CS 1 – Turn-around Strategy
The Scenario: A social service agency is headed toward insolvency because of systemic dysfunction.
Organizational Profile: 100+ staff members and a similar number of volunteers operating eight programs at ten locations.
Outcomes: Solvency, renewed clarity of mission, revitalized reputation in the community.

Saving the Agency
As I was first becoming acquainted with the Board of a church-related social service agency, I remember asking the Chair of the Search Committee about the financial stability of the organization. “We have no money problems,” he assured me in a tone that indicated some surprise that the question had even been asked.
Three months later, the Director of Finance dropped his first set of monthly financial statements on my desk and declared simply, “We lost $86,000 this month. Welcome to the agency.” Thus began an adventure in organizational dysfunction that spanned four years, two million dollars, and the consumption of untold numbers of bottles of Ibuprofen.
In retrospect the agency’s woes can be succinctly described threefold:
a – the development and public relations functions had atrophied to the point of near non-existence
b – program quality had slid to the point of jeopardizing necessary operating licenses
c – programs had been allowed to proliferate without any overarching, guiding strategy
With fees for service, donated dollars, and licensing reviews all trending in the wrong direction, it was clear that swift action was needed on several fronts simultaneously. Without strong, concurrent measures on all these fronts, the future would be bleak.
And so, work began immediately in these several directions in a veritable maelstrom of activity. A comprehensive development plan was prepared and implemented with the aim of not only averting a cash flow crisis but also of broadening the base of support again.
Coordinated with that plan, a marketing initiative for the fee-for-service programs was launched which addressed directly and forthrightly the growing concerns about program quality. Meanwhile, as those two externally oriented efforts took place, the Board of Directors and the Senior Management Group tended to a strategic planning process which included a thorough evaluation of every single program.
There were many moments when it seemed that the worst-case scenario would not be avoided. Cash reserves were depleted; licenses called into question; worthwhile programs put on hiatus for lack of clients. Yet, with encouragement, board and staff members persevered, refusing to surrender and, gradually, the turn-around began to occur.
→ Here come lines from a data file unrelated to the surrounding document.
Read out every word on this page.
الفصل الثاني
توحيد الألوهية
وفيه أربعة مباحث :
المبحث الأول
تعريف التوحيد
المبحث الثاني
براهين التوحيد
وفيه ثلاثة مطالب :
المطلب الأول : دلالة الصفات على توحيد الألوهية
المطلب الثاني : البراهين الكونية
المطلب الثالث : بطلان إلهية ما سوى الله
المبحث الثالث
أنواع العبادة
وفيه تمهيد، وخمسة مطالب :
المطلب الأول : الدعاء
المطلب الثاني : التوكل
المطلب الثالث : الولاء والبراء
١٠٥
The operating losses leveled off; clients and donors started to return; licensing issues were resolved. Perhaps most importantly of all, the organization’s leaders regained clarity about the nature and importance of the agency’s fundamental mission and started to make programming decisions strategically in view of that mission.
The last monthly financial statement before I concluded my work there was the third in a row with slight balances to the good. And at a farewell reception for me, I was congratulated not only by colleagues within the agency but by other community leaders as well for bringing new life to a valuable community resource.